LUCAS, Ohio–“There is a kind of excitement which tinges the whole ceremony of sugar making, for it is the symbol of the breaking up of winter and the coming of spring when the sap rises in the trees and the first faint flush of green follows the streaks of melting snow,” wrote Louis Bromfield of sugar time.
The late author, whose historic home and property is now Malabar Farm State Park, likely would be delighted that the park continues the tradition of making maple syrup. Saturday, with the temperature reaching 38 degrees, was ideal for a visit to the park’s 39th annual Maple Syrup Festival.
Those who missed the free event on Saturday can still visit on Sunday, and the festival continues on Saturday, March 14 and Sunday, March 15 from 12-4 p.m. each day. Malabar Farm is located at 4050 Bromfield Rd, Lucas, Ohio.
Buckets hang from spiles at Malabar Farm’s sugar bush. Visitors to the festival see the buckets, and the more modern tubing used to harvest sap from the trees, as they ride wagons to the sugar shack.
A family sits on bales of hay on the horse-drawn wagon that carries them to and from the sugar shack.
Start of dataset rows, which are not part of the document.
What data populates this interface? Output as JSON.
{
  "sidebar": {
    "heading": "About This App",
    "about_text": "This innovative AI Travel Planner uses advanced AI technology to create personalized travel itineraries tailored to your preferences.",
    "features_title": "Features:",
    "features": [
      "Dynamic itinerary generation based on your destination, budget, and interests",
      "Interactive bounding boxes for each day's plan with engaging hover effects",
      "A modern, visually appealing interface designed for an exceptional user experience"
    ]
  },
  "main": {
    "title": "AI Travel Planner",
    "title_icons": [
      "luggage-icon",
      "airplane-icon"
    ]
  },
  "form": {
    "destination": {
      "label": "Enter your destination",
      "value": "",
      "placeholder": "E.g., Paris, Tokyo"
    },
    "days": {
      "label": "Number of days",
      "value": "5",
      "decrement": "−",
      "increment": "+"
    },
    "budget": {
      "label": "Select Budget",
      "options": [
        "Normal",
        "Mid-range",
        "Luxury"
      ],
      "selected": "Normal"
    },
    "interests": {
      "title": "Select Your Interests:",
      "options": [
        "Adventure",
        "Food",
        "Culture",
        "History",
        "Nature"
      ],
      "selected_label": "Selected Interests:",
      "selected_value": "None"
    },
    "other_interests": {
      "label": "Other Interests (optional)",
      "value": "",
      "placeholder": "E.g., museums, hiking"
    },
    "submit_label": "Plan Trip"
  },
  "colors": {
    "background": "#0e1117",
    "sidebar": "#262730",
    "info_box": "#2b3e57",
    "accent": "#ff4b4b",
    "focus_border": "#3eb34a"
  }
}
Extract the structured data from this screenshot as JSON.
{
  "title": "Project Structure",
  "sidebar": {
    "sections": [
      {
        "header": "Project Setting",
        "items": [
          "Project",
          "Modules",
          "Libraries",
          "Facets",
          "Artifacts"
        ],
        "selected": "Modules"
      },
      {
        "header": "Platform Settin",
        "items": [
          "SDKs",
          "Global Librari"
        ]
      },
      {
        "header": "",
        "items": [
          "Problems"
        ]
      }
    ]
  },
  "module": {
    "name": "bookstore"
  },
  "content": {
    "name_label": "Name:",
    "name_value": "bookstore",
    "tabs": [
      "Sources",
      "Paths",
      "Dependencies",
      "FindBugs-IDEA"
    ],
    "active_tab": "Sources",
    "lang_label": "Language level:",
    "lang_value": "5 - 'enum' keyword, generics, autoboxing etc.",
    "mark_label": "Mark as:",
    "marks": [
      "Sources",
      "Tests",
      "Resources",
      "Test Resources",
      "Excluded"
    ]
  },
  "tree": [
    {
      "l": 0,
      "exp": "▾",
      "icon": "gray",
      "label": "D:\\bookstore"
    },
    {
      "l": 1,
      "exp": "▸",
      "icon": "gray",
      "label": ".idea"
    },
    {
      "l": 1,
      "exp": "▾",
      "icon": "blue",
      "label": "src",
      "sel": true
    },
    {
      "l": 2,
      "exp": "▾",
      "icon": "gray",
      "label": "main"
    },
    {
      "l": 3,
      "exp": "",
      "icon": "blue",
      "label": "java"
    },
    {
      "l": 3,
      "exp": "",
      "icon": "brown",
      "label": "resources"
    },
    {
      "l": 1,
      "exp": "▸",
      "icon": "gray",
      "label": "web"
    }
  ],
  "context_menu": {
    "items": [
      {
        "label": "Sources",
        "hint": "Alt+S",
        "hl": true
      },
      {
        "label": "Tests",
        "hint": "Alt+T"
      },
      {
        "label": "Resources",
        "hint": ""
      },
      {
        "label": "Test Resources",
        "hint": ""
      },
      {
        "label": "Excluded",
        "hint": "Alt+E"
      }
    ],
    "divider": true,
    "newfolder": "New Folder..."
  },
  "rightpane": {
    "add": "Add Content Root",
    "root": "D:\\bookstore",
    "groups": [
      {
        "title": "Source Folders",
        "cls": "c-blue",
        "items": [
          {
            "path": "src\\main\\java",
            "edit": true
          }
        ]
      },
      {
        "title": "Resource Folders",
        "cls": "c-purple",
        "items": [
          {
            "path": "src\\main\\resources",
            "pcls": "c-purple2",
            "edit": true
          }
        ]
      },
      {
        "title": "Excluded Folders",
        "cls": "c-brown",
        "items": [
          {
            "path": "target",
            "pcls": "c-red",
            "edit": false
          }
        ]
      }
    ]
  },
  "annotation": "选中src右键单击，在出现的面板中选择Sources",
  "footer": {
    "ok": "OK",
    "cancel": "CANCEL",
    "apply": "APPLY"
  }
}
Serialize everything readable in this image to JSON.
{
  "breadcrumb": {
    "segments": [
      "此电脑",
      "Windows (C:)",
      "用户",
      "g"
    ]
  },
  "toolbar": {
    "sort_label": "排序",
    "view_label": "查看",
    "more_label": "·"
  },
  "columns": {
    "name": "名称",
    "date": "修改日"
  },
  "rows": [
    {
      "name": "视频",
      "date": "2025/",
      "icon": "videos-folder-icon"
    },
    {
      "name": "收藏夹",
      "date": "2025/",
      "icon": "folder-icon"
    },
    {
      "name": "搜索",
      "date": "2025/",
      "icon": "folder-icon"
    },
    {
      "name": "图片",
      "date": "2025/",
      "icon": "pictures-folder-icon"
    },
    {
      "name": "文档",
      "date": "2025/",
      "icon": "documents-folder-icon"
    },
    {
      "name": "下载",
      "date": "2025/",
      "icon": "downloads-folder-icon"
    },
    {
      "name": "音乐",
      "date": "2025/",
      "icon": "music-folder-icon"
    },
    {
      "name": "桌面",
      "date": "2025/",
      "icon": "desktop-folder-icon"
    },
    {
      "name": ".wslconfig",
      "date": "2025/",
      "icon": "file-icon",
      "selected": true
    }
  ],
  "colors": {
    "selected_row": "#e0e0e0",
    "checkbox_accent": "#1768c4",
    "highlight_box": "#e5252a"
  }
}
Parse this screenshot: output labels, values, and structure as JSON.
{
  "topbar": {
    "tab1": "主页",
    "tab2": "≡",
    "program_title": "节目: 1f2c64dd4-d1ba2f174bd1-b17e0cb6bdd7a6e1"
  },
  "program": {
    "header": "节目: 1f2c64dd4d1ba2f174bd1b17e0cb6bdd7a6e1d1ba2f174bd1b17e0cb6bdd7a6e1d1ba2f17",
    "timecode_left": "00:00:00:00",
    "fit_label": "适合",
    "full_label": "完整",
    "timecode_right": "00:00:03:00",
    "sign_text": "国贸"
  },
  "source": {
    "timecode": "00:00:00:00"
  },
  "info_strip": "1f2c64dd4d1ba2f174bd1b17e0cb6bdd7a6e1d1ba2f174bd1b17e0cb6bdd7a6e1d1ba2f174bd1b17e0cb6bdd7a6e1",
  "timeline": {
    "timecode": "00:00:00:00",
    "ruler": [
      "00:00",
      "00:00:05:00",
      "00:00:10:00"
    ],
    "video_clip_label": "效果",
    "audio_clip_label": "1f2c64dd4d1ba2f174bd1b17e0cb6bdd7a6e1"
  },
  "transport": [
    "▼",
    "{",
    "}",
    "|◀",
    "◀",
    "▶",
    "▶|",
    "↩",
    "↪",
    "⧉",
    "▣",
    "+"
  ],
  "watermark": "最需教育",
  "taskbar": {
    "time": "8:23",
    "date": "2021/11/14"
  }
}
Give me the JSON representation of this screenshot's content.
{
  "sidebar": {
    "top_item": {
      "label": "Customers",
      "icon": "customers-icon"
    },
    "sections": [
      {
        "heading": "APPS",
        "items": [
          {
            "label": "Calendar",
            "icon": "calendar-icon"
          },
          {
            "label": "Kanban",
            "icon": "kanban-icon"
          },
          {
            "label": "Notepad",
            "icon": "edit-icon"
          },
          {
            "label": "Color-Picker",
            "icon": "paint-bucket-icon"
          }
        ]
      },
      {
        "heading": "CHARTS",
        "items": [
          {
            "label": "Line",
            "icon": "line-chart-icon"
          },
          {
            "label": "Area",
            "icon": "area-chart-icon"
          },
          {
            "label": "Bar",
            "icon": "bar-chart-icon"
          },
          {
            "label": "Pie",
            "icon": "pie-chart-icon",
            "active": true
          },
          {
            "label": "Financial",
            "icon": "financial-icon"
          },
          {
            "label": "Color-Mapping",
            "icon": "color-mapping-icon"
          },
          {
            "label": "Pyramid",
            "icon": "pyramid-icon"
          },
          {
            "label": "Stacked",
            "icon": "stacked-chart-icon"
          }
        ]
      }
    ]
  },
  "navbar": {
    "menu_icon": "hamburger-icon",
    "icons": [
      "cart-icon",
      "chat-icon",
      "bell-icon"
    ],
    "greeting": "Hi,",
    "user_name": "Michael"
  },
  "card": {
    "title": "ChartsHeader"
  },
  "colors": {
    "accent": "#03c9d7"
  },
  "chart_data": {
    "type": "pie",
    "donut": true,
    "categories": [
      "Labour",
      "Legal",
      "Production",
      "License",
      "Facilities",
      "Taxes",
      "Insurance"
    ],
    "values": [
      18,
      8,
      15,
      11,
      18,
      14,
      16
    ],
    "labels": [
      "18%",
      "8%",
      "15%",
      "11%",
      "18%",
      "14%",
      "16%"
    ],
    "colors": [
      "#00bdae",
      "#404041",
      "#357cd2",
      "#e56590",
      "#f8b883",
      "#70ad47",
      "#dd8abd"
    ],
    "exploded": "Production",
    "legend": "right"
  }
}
A reenactor explains how Native Americans made syrup in hollowed logs using fire heated stones to boil the sap. The syrup was introduced to the settlers who traded European goods for the sweet syrup.
Pioneer reenactors then describe how the early settlers made maple sugar, which was much less expensive than the white cane sugar that had to be imported. The pioneers improved on the Native American techniques by collecting the sap with wooden spiles and buckets and boiling it in kettles over a fire.
Visitors wait outside the sugar shack where today the sap is boiled in an evaporator to render syrup. It takes approximately 40-45 gallons of sap to make one gallon of sryup, Sonn Hupp explained to visitors. She also said, “Pancake syrup, notice I said pancake syrup, is actually corn syrup with added flavoring.” Pure maple syrup will be labeled accordingly. Ohio is sixth in the nation for syrup production; Vermont is first, and Canada is first in the world.
A park volunteer shows visitors the fire retardant fiber on the evaporator. The evaporator reduces the sap to syrup. Sap from a maple tree is 98 percent water and two percent sugar. The park now uses reverse osmosis to increase the sugar content to eight percent before it’s introduced to the evaporator.
Becky and Andy Andreas of Sunbury purchase buckets and spiles to collect their own sap for syrup. The couple moved to Ohio in May and were delighted to discover they had maple trees on their acreage. Andy Andreas’ family lives in northern Minnesota and has been making syrup for over 80 years.
The Ohio Draft Horse Association provides the horses and wagons that transport visitors. At the end of their “shift,” the horses have earned a snack. The horses pull wagons full of visitors up the hill to Malabar Farm’s sugar bush and return them to the parking area.